A large number of logs are generated when open source components that are deployed in an E-MapReduce (EMR) cluster are running. You can use the log management feature together with Log Service to query the logs that are generated for the open source components in the EMR console.
Prerequisites
An EMR cluster is created in the EMR console. For more information, see Create a cluster.
Log Service is activated. For more information, see Getting Started.
Limits
This topic applies only to Dataflow, OLAP, and DataServing clusters, DataLake clusters in the new data lake scenario, and Hadoop clusters in the original data lake scenario.
You can query logs of the following services that are deployed in an EMR cluster: Hadoop Distributed File System (HDFS), YARN, YARN application, Hive, Spark, JindoData, Tez, Flink, HBase, ZooKeeper, Kafka, Presto, Kudu, Impala, Flume, StarRocks, ClickHouse, Kyuubi, RSS, and hosts.
Precautions
You are charged by Log Service for the resources that you use to store log data and index traffic of log data. For more information, see Billable items.

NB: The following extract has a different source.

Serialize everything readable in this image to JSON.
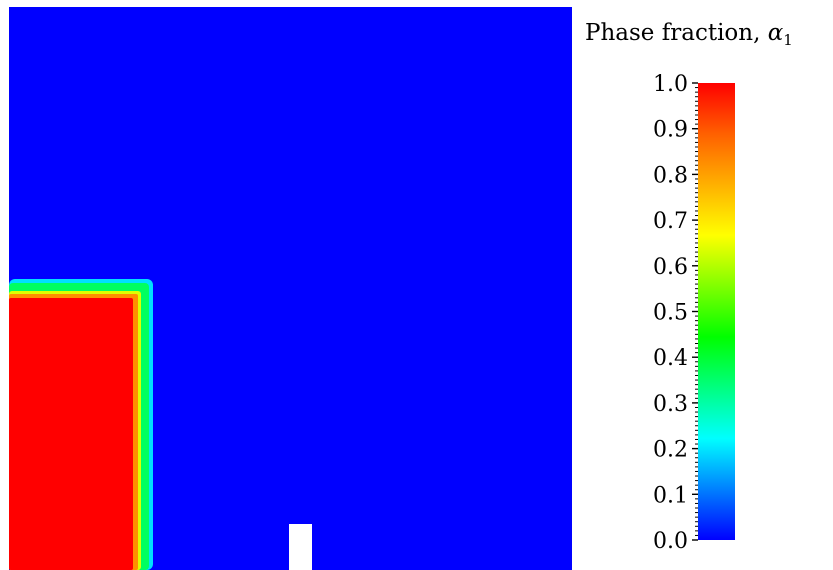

If you are using a RAM user, use your Alibaba Cloud account to log on to the Resource Access Management (RAM) console and attach the AliyunLogFullAccess and AliyunRAMFullAccess policies to the RAM user. For more information, see Grant permissions to the RAM user.
Query real-time logs
Go to the Logs tab.
Log on to the EMR console. In the left-side navigation pane, click EMR on ECS.
In the top navigation bar, select the region where your cluster resides and select a resource group based on your business requirements.

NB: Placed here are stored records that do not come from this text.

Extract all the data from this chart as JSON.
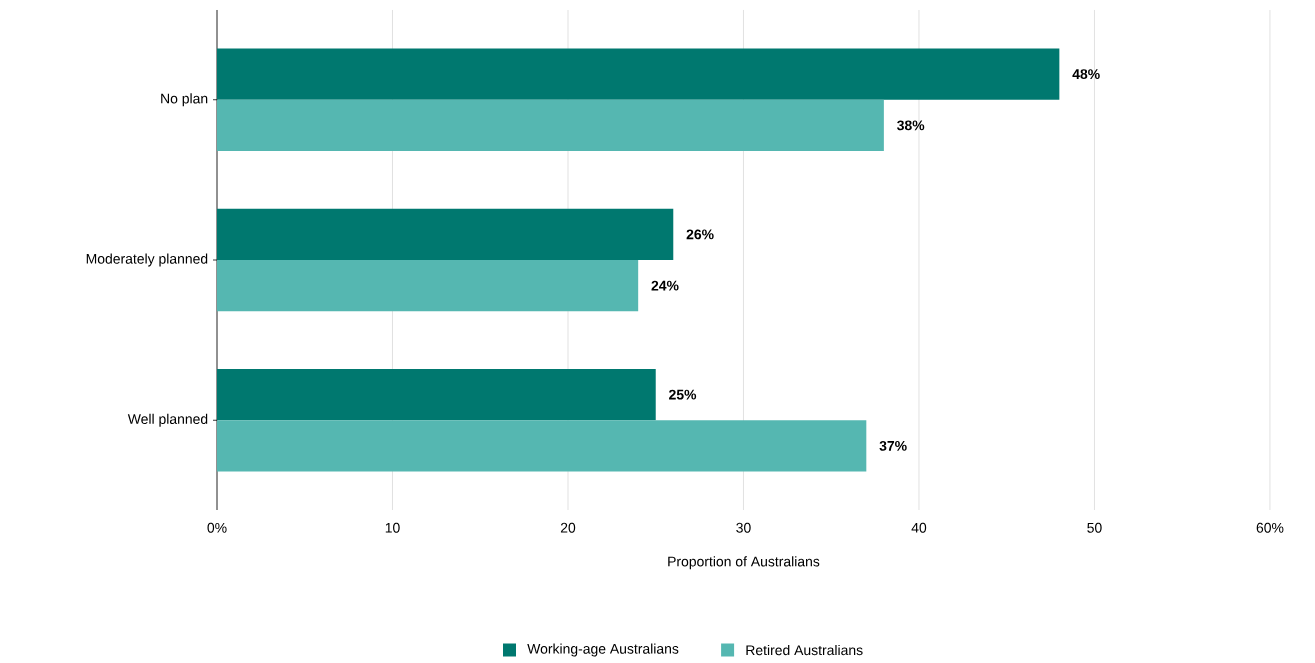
{
  "chart_data": {
    "type": "bar",
    "orientation": "horizontal",
    "xlabel": "Proportion of Australians",
    "categories": [
      "No plan",
      "Moderately planned",
      "Well planned"
    ],
    "series": [
      {
        "name": "Working-age Australians",
        "color": "#00786f",
        "values": [
          48,
          26,
          25
        ],
        "value_labels": [
          "48%",
          "26%",
          "25%"
        ]
      },
      {
        "name": "Retired Australians",
        "color": "#55b7b1",
        "values": [
          38,
          24,
          37
        ],
        "value_labels": [
          "38%",
          "24%",
          "37%"
        ]
      }
    ],
    "xlim": [
      0,
      60
    ],
    "xticks": [
      {
        "value": 0,
        "label": "0%"
      },
      10,
      20,
      30,
      40,
      {
        "value": 60,
        "label": "60%"
      },
      50
    ],
    "grid": "x",
    "legend": "bottom"
  }
}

On the EMR on ECS page, find the desired cluster and click the name of the cluster in the Cluster ID/Name column.
On the page that appears, click the Logs tab.
Configure the log shipping scope.
On the Logs tab, click Set Log Shipping Scope.
In the Set Log Shipping Scope dialog box, specify a project to store logs.
You can select Select Existing Project or Create Project.
ImportantAfter you specify a project, you cannot change the project.
Select the services whose logs you want to ship and click OK.
View the logs of a service.
Select the service whose logs you want to view from the Please select EMR service drop-down list.
Analyze the logs.
You can specify the time range and query statement in real-time log queries. For example, you can analyze the distribution of a specified field within a specific time range. You can also specify filter conditions to search for the access records that you want to view.
Disable log shipping
If you disable log shipping, the project is not automatically deleted. After you disable log shipping, log on to the Log Service console and delete the project that is automatically created to prevent unexpected charges. For more information, see Manage a project.
If you no longer require log data, perform the following steps to disable log shipping:
Go to the Logs tab.
Log on to the EMR console. In the left-side navigation pane, click EMR on ECS.
In the top navigation bar, select the region where your cluster resides and select a resource group based on your business requirements.
On the EMR on ECS page, find the desired cluster and click the name of the cluster in the Cluster ID/Name column.
On the page that appears, click the Logs tab.
On the Logs tab, click Disable Log Shipping.
In the Disable Log Shipping message, click OK.
Manage Log Service projects
On the Logs tab, click Go to Log Service Console to go to the Log Service console. In the Log Service console, you can specify a storage period for log data and modify Logstore-related configurations.
FAQ
Q: Log Service is activated, and the required permissions are granted. However, the message appears: "The resource is unavailable. Please open service log collection on EMR console". What do I do?
A: The parameters of log shipping are not configured. Click Set Log Shipping Scope to complete the configurations of log shipping.